How can it be that Pittsburgh Steelers defensive coordinator Dick LeBeau has not been enshrined in the Pro Football Hall of Fame? At this point he should be an obvious choice, and not just because he’s been in the NFL—as a player or coach—for 50 consecutive seasons.
It’s pretty clear why LeBeau didn’t earn consideration as a player. He toiled for 14 years as a member of the Detroit Lions (1959-1972), and during his playing career the Lions never won a division title and appeared in just one playoff game. LeBeau—the individual—was punished for Detroit’s lack of team success.
But another factor worked against LeBeau as well. He spent almost his entire career at cornerback, and if you haven’t noticed, there are precious few cornerbacks in the Hall of Fame, fewer still if you consider those who played the bulk of their careers pre-1970.
Ironically, one can make the argument that LeBeau’s defensive statistics are that much more impressive because he played at a time when far fewer passes were attempted. Believe it or not, he intercepted 62 passes during the course of his playing career (tied for seventh all-time), only nine fewer than 2009 Hall of Fame inductee Rod Woodson, whose career began in 1987, after the passing era was already well underway. Fittingly, when Woodson (a cornerback-kick returner who was coached by LeBeau in Pittsburgh) was inducted into the Hall of Fame, he took the opportunity to campaign for his former defensive coordinator during his induction speech, saying, “The voters are going to get tired of me saying it. Dick LeBeau deserves to be in the Hall of Fame.”

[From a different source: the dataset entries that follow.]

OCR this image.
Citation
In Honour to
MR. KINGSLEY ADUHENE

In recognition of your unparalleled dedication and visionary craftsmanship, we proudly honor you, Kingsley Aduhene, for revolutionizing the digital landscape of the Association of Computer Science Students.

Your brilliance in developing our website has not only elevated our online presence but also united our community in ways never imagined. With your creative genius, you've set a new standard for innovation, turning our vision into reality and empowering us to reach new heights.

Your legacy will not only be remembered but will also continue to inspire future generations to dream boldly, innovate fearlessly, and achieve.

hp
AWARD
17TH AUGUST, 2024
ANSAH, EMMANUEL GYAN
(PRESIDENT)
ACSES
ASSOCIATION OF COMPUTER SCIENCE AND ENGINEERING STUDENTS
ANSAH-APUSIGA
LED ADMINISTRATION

Yet, even if one ignores LeBeau’s playing career he deserves to be inducted on the strength of his coaching career alone. Consider his current five-year (and counting) tenure with the Steelers, during which time the team has won two Super Bowl titles, while his defense has finished #1 in the NFL three times.
If one looks back further, his résumé looks even more impressive. In fact, a good argument could be made that LeBeau was disproportionately responsible for Bill Cowher’s success as head coach of the Steelers (in much the same way that current Steelers head coach Mike Tomlin is riding LeBeau’s coattails today).
In the six seasons in which LeBeau served as Cowher’s defensive coordinator the Steelers compiled a 75-34 record (69% winning percentage), including a 9-4 record in the post-season. In five of those six seasons the Steelers qualified for the playoffs, reaching the Super Bowl on two occasions.
In the remaining nine seasons during Cowher’s 15-year reign, the Steelers compiled a not-nearly-as-impressive 86-65-1 record (57% winning percentage), emerging victorious in just three of eight playoff games. Never mind the fact that the Steelers went 33-19 from 1992-94, when LeBeau served as Cowher’s secondary coach. In other words, Cowher’s career record without LeBeau is a mere 53-46-1.
It’s also worth noting that LeBeau served as an assistant coach for the Cincinnati Bengals from 1980-91, during which time the long-since lowly Bengals posted a winning record, even reaching the Super Bowl in 1988 while LeBeau was defensive coordinator. In fact, the only time LeBeau hasn’t been successful in a coaching capacity was when he served as head coach of the Bengals for two-plus seasons early in this decade, a failure that may be significant, as no assistant coach has ever been considered for Hall of Fame induction, much less elected.
Finally, LeBeau isn’t just a coach with a remarkable track record. He’s also been an innovator, credited with inventing the so-called “zone blitz,” which has now been a staple of NFL defenses for more than two decades. In the summer of 2007, when the Steelers arrived in Canton, Ohio (home of the Pro Football Hall of Fame) to play in the annual Hall of Fame game, many of the team’s defensive players wore replicas of LeBeau’s No. 44 Detroit Lions jersey to and from the game in an effort to bring attention to their coordinator’s achievements.
Yet even that kind gesture seemed to have little impact, which is why LeBeau supporters need to keep his name in the forefront of voters’ minds, so he earns consideration for the Class of 2010.
Meanwhile, I think it’s fair to say that Pittsburgh Steelers fans want LeBeau to continue serving as the team’s defensive coordinator for as long as humanly possible, perhaps the highest praise that an NFL coach can possibly garner.